ESG primarily helps identify risks, uncover opportunities, and lead to a better understanding of why a company may perform well. Understanding management’s views on operations in the context of climate change, for example, or how it treats its employees, supply chain partners, and customers gives an idea of where the company is going – as opposed to financial reports that show where it has been.
Somewhere along the way, ESG became synonymous with exclusionary screening. Exclusionary screening can and most likely will negatively influence returns. Green, brown, and even “sin” stocks like alcohol and firearms will all perform over the course of a market cycle. Eliminating one or more will likely miss out on the action.
But ESG does not exclude industries from the investment universe. It puts meaningful data to how companies perform in the context of environmental, social, and governance criteria. While the data can be used to construct an exclusionary portfolio, ESG itself is issues-agnostic.Simply
stated, ESG is what good investing is all about. Our question for those who disagree is a pointed one: Why would you not consider all of the data and information at your disposal to understand what you are invested in?
Depending on who you talk to, it either stands for Socially Responsible Investing or Sustainable, Responsible, Impact investing. This split on its own shows the incredibly confusing language fragmentation plaguing the industry.
For decades, it was defined as Socially Responsible Investing, and the attempt to re-cast the acronym seems to be aimed at broadening the umbrella for firms with a history of SRI.

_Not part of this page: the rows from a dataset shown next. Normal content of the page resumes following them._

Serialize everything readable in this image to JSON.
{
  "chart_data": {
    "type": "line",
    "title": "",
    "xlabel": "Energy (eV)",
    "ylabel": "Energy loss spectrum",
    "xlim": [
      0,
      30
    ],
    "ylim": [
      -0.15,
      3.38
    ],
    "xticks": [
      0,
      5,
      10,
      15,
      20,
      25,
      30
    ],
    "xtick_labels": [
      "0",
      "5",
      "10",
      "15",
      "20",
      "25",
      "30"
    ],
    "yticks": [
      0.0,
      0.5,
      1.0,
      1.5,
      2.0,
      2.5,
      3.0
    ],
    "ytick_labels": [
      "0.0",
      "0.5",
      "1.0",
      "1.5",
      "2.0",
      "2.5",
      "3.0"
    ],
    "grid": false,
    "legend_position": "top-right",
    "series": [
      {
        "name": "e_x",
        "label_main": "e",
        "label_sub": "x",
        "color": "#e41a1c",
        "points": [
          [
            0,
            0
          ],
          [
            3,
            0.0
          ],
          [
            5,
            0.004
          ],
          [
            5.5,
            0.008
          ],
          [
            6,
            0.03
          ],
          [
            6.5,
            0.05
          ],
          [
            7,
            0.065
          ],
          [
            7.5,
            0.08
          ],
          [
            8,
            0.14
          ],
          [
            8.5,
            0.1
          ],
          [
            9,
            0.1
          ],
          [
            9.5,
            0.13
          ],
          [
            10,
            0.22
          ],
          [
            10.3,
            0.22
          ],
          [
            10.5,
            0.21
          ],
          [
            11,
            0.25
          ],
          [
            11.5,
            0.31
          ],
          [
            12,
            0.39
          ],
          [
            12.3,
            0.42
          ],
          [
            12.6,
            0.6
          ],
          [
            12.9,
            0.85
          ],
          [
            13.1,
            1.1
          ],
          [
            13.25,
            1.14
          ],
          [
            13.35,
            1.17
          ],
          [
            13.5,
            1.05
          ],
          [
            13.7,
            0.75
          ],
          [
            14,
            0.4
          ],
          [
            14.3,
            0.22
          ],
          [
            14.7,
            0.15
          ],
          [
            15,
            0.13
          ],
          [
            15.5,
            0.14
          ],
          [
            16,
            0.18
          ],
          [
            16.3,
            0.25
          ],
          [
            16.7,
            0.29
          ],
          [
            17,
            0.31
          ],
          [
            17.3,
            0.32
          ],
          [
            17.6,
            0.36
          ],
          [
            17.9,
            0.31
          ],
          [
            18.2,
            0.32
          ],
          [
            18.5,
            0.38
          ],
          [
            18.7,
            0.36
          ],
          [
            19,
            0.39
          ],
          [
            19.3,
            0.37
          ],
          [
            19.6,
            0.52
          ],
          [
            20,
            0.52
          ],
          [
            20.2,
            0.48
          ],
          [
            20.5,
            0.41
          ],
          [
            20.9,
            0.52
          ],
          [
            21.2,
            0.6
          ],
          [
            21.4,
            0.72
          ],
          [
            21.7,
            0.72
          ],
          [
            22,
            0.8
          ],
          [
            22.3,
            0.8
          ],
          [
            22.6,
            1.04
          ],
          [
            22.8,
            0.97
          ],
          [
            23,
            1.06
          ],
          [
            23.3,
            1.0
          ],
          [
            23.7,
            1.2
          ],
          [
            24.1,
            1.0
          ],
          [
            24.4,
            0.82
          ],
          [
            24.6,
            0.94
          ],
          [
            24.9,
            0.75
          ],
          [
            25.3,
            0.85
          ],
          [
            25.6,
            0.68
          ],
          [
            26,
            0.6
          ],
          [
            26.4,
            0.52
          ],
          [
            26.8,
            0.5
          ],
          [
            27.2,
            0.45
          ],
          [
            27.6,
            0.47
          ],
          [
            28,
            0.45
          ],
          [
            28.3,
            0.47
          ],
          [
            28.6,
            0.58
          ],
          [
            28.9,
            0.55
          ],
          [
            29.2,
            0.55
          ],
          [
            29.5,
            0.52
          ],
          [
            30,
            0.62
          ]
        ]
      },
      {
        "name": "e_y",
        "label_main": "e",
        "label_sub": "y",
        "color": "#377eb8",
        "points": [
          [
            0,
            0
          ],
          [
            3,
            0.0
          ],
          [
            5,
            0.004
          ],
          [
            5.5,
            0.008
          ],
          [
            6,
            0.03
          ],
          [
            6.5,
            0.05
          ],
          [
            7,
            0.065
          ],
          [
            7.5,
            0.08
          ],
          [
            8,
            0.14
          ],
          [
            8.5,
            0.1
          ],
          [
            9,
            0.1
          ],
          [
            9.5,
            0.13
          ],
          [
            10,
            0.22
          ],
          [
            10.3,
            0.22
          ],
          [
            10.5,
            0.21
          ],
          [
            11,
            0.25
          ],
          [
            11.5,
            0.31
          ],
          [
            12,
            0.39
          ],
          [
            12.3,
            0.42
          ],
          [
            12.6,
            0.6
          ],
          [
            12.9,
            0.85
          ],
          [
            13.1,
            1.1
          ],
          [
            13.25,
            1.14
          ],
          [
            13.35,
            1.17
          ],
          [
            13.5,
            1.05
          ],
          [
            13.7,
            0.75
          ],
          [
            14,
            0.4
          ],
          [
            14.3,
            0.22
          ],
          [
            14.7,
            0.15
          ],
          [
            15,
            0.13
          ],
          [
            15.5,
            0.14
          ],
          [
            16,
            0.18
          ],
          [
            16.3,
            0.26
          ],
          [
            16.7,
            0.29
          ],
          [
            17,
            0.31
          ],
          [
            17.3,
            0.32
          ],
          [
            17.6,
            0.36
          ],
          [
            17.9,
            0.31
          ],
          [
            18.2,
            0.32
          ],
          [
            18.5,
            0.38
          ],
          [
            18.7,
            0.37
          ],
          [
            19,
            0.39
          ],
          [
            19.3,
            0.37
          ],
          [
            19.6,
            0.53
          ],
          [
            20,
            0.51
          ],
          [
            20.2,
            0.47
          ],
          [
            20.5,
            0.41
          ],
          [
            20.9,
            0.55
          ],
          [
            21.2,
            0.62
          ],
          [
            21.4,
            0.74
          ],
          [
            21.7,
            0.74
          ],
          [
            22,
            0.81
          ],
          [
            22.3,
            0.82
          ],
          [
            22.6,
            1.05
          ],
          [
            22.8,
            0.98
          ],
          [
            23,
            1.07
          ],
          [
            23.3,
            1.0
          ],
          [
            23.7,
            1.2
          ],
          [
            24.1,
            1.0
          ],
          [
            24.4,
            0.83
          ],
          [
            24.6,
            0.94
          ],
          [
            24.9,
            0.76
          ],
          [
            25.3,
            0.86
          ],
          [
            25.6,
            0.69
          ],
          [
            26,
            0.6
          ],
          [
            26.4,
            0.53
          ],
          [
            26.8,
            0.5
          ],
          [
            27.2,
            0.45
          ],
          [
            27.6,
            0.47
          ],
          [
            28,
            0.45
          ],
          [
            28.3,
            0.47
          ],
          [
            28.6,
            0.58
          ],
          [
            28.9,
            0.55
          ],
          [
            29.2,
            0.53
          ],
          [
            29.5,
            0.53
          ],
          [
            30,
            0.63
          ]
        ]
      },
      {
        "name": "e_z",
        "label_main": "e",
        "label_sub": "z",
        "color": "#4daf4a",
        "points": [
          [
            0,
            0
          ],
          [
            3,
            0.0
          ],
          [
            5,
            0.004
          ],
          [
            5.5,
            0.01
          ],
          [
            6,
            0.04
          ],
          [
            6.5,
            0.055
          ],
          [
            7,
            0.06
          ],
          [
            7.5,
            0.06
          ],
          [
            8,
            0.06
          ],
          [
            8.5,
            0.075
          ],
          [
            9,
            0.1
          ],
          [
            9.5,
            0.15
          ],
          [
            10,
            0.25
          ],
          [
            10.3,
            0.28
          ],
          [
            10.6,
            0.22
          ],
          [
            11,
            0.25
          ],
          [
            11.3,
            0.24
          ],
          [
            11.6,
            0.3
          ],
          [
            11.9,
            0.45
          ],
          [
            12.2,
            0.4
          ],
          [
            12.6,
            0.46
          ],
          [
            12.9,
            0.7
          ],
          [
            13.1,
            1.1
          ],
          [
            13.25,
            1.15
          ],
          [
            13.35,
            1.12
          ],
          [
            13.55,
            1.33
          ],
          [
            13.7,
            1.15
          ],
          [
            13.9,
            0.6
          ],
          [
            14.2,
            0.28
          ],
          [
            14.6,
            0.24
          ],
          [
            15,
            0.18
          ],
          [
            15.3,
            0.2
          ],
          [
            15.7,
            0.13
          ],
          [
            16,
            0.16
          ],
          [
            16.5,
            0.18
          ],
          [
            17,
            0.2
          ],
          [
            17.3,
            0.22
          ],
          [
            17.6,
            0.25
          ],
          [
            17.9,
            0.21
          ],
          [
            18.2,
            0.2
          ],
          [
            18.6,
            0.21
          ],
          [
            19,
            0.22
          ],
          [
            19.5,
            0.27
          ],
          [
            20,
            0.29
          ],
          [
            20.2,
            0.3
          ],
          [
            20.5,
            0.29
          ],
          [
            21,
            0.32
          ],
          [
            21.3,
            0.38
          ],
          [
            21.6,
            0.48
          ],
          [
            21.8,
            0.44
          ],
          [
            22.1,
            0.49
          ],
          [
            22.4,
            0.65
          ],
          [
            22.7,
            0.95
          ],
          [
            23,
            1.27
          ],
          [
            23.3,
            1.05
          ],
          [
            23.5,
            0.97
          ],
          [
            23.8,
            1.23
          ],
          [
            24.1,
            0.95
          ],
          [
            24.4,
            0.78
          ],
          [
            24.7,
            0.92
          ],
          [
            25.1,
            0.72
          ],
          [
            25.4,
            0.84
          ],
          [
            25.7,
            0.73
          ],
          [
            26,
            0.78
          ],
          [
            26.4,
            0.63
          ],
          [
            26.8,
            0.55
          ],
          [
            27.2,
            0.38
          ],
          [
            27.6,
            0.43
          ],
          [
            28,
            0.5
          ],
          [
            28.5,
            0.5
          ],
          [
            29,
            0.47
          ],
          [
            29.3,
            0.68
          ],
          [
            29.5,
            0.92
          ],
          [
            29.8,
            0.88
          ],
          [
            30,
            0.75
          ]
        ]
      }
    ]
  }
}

SRI is all about making a statement through the power of investments. It appeals to a great number of values-driven investors, but it is not primarily about performance – it is about addressing specific issues through the allocation of capital.
The practice initially came to prominence during apartheid, when investors and practitioners sought to divert and divest from companies or industries that could be linked to the atrocities in South Africa. It evolved into an exclusionary screening philosophy, avoiding industries to stifle capital flows to bad actors.

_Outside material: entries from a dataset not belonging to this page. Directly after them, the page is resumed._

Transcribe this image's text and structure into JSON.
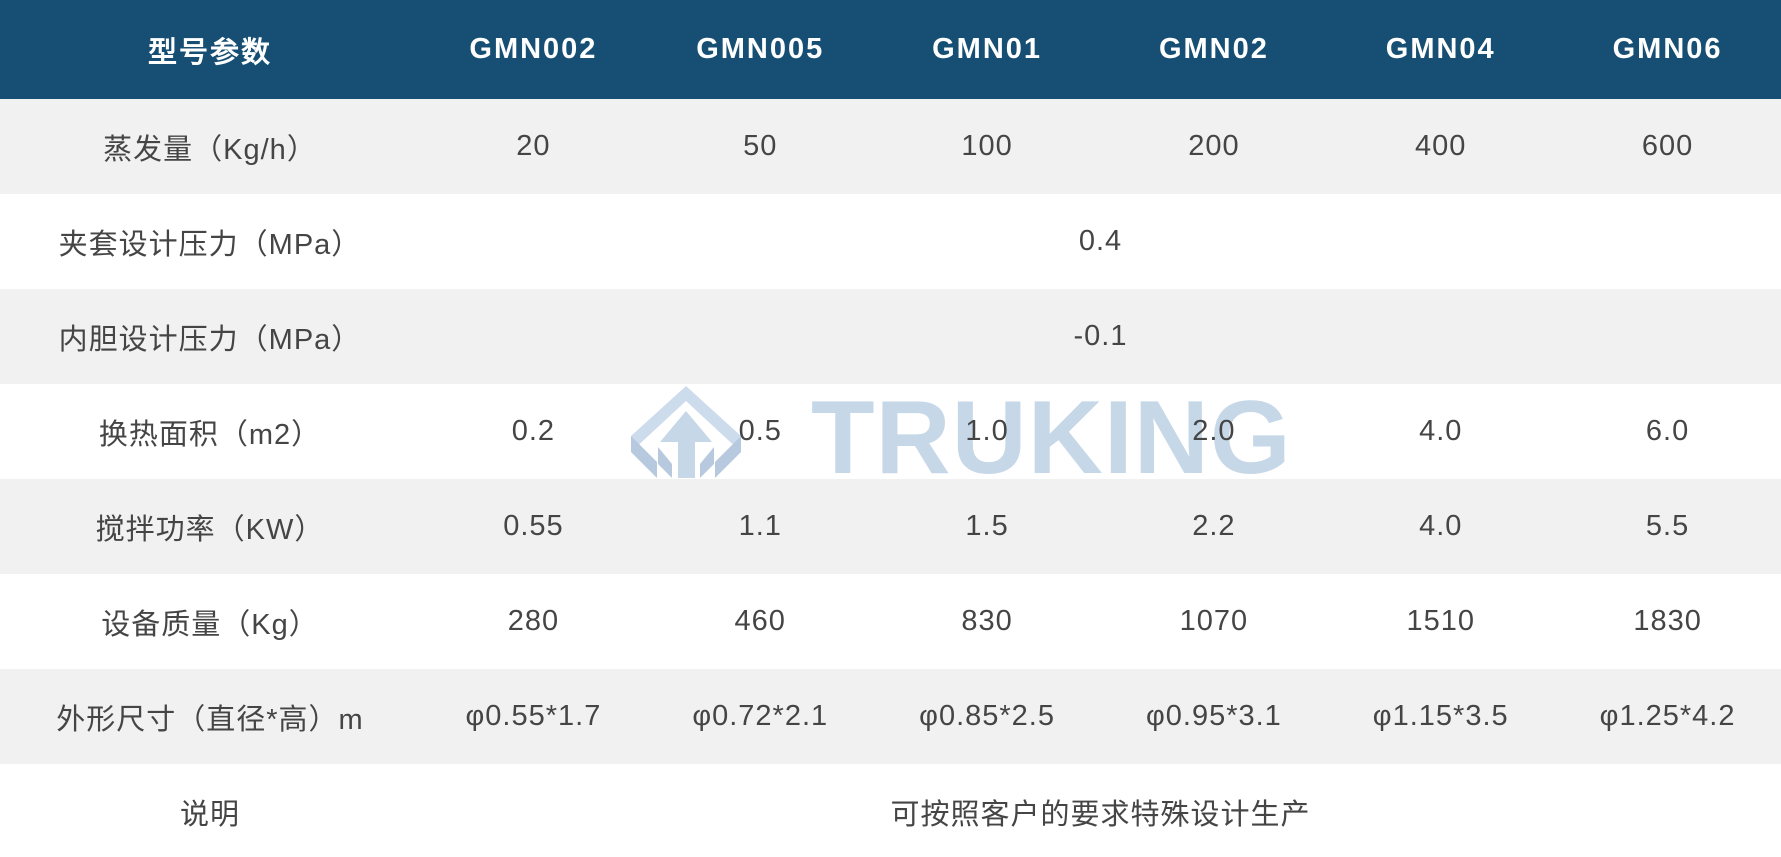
{
  "table": {
    "header_label": "型号参数",
    "models": [
      "GMN002",
      "GMN005",
      "GMN01",
      "GMN02",
      "GMN04",
      "GMN06"
    ],
    "rows": [
      {
        "label": "蒸发量（Kg/h）",
        "values": [
          "20",
          "50",
          "100",
          "200",
          "400",
          "600"
        ]
      },
      {
        "label": "夹套设计压力（MPa）",
        "merged_value": "0.4"
      },
      {
        "label": "内胆设计压力（MPa）",
        "merged_value": "-0.1"
      },
      {
        "label": "换热面积（m2）",
        "values": [
          "0.2",
          "0.5",
          "1.0",
          "2.0",
          "4.0",
          "6.0"
        ]
      },
      {
        "label": "搅拌功率（KW）",
        "values": [
          "0.55",
          "1.1",
          "1.5",
          "2.2",
          "4.0",
          "5.5"
        ]
      },
      {
        "label": "设备质量（Kg）",
        "values": [
          "280",
          "460",
          "830",
          "1070",
          "1510",
          "1830"
        ]
      },
      {
        "label": "外形尺寸（直径*高）m",
        "values": [
          "φ0.55*1.7",
          "φ0.72*2.1",
          "φ0.85*2.5",
          "φ0.95*3.1",
          "φ1.15*3.5",
          "φ1.25*4.2"
        ]
      },
      {
        "label": "说明",
        "merged_value": "可按照客户的要求特殊设计生产"
      }
    ]
  },
  "watermark": {
    "text": "TRUKING",
    "icon": "truking-logo-icon"
  },
  "colors": {
    "header_bg": "#164f73",
    "header_text": "#ffffff",
    "row_stripe": "#f1f1f1",
    "row_white": "#ffffff",
    "body_text": "#454545",
    "watermark_blue": "#c6d7e8",
    "watermark_blue_dark": "#b7c9de"
  }
}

Socially Responsible Investing has its place, and while ESG can be used to support SRI, the two are very different.
Impact Investing is exactly what it sounds like: investing to positively impact an issue, such as poverty or access to clean water, while generating a financial return. The catch? It is primarily exercised through private markets.
This type of investing is not for everyone. It typically relies on what financial professionals call “patient capital.” Impact investors have the ability and the benefit of not needing to prioritize immediate returns through their investments; they instead place equal if not greater value on the social or environmental return/impact.
Often, the principal and profit earned back from the investment is allocated to address another cause; it is a sustainable way for high-net-worth investors and institutions to extend the reach of philanthropic dollars.
According to a survey conducted by Cerulli Associates, 44 percent of household would prefer to invest sustainably, yet nearly 60 percent of financial advisors surveyed said that clients are not interested. That disconnect likely exists because clients look to their advisors to educate them on what’s possible – not the other way.
Bridging the communication gap to help these investors demystify their options is critical to unlocking capital that can influence some of the world’s greatest challenges.
We believe that each practice – ESG, SRI, Impact Investing – has its benefits and appeal. The challenges for asset managers and advisors are understanding the audience, identifying the objective, and constructing an effective message to guide their clients as to which is best suited to meet specific needs.